EN un día de septiembre del año de gracia de 1409, un jinete cubierto de polvo entró en el patio de un hermoso palacio de Florencia, y se anunció como correo, que traía cartas para el noble caballero Bellarión.

Fue conducido de soldado en soldado, hasta llegar al chambelán, que a su vez le acompañó a la presencia del secretario. Esto basta para dar a entender que Bellarión había ascendido mucho en la escala social desde que poco más de un año antes se había separado de Facino Cane.

A la cabeza de la condotta que se habla formado en el curso de ese año, había llevado a cabo media docena de empresas, que le trajeron honra y provecho.

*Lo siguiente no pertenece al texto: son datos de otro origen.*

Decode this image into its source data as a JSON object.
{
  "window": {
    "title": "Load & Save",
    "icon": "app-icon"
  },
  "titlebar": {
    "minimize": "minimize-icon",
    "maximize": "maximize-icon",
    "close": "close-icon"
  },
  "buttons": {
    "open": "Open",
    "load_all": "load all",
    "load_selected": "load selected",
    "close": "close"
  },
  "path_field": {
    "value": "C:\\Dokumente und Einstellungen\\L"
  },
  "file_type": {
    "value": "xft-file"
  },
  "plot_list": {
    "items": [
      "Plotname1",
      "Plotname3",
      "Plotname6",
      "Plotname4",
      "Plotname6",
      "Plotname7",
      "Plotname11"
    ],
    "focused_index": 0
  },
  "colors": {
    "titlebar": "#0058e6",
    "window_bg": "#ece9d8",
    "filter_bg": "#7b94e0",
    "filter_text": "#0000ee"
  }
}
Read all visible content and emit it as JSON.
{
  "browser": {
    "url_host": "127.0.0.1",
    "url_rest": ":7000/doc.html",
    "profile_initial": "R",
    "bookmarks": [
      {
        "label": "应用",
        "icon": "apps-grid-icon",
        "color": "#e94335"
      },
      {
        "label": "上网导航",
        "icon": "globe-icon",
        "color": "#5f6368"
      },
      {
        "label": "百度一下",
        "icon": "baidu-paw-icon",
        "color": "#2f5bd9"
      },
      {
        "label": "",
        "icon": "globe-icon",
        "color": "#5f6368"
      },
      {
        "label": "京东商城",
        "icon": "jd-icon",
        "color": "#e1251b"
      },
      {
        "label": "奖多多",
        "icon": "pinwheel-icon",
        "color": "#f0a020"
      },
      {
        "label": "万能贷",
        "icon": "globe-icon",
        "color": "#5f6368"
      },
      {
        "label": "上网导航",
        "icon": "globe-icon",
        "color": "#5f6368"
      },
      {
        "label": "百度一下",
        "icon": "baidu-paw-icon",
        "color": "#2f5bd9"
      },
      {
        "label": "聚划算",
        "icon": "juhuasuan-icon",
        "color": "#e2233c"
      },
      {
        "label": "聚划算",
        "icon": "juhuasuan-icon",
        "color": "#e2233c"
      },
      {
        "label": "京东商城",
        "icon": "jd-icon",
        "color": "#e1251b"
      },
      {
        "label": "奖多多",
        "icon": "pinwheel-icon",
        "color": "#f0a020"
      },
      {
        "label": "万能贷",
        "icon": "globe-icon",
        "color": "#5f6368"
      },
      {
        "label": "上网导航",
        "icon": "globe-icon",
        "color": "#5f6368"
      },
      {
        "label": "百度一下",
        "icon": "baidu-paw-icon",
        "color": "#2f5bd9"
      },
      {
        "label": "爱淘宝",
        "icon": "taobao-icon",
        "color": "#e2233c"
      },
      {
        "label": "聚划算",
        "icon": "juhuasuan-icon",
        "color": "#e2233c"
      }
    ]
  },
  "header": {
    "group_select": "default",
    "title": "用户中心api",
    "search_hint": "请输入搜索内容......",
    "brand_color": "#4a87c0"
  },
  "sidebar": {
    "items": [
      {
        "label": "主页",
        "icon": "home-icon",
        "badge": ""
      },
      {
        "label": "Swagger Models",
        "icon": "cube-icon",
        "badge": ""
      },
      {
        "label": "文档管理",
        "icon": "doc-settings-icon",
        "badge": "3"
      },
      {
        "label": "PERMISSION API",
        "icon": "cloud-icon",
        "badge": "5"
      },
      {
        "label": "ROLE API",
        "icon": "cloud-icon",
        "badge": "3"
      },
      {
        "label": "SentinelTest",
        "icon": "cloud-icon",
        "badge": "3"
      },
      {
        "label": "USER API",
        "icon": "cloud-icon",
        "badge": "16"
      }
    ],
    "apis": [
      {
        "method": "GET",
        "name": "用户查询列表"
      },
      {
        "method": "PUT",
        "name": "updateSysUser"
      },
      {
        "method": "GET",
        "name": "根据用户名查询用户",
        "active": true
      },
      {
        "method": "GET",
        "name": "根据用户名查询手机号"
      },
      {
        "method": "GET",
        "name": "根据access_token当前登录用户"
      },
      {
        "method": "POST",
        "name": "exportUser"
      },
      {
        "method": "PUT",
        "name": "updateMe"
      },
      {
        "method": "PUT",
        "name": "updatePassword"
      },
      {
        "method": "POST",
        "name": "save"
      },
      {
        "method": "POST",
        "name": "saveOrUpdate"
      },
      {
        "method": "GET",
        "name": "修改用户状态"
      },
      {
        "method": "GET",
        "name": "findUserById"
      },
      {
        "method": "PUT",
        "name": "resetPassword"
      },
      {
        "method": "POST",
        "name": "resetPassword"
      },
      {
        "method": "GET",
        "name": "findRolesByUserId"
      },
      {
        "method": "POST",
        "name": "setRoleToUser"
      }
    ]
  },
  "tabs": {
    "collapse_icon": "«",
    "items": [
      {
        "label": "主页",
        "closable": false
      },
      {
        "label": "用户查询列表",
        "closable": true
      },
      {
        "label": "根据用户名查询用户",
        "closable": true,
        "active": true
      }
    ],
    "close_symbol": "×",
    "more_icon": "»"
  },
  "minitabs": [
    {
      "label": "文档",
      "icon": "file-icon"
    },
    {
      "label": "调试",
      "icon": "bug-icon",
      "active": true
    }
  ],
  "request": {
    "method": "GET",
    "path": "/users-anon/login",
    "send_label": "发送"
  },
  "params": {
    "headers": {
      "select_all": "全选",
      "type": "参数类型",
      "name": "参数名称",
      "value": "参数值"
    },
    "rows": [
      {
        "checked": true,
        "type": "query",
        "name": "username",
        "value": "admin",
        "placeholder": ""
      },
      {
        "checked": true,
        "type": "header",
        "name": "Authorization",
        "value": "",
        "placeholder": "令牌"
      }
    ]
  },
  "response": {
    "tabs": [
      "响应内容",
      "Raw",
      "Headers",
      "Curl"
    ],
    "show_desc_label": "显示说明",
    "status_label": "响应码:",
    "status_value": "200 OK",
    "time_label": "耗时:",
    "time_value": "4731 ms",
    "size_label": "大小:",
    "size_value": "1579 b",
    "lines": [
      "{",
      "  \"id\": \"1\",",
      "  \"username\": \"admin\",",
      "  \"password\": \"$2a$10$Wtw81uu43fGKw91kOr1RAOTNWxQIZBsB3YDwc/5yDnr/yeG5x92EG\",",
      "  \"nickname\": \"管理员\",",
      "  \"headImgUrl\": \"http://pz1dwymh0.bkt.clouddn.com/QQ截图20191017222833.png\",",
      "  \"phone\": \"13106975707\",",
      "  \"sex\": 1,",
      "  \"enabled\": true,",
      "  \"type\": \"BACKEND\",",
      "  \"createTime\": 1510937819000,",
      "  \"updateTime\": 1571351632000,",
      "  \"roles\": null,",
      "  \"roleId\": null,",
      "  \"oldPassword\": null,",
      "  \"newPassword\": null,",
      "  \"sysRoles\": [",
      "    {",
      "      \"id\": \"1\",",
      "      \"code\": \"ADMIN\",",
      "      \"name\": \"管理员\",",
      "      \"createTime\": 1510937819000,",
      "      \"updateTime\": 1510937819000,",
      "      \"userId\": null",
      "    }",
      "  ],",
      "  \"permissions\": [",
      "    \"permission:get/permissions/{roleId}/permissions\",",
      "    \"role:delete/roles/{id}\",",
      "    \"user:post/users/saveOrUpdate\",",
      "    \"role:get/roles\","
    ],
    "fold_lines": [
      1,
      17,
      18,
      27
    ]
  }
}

Su condotta, conocida en toda Italia por la «Compañía del Perro Blanco» había llegado a constar de mil doscientos hombres, con preponderancia de Infantería, y su manera de emplearla había dado no poco que pensar a los demás caudillos. Su fama llegó a rivalizar con la de Sforza, bajo cuyas banderas había servido, y en sus verídicas crónicas nos dice fray Serafín de Imola que la emboscada en que dejó la vida Buonterzo fue planeada por Bellarión. Desde entonces había seguido al servicio de la República de Florencia, con un estipendio que fue aumentando a medida que creció la condotta, hasta llegar a veinte mil florines de oro mensuales. Como a todo personaje de importancia, no le faltaban detractores. Se le reprochaba el frío cálculo con que organizaba sus planes, y la falta de esas cualidades espectaculares con las que deslumbraban los guerreros del temple a lo Carmagnolo. Jamás se había puesto a la cabeza de una carga, estimulando a su tropa con el ejemplo personal. Es decir, que mientras se ensalzaban sus extraordinarios dotes de estratega, se murmuraba muy bajo de su falta de valor personal.

Sin prestar oído a la crítica, Bellarión proseguía recogiendo laureles en su triunfal carrera, y en esos laureles descansaba momentáneamente en la ciudad de las lilas, cuando se detuvo en el patio de su palacio un correo con cartas del conde de Biandrate.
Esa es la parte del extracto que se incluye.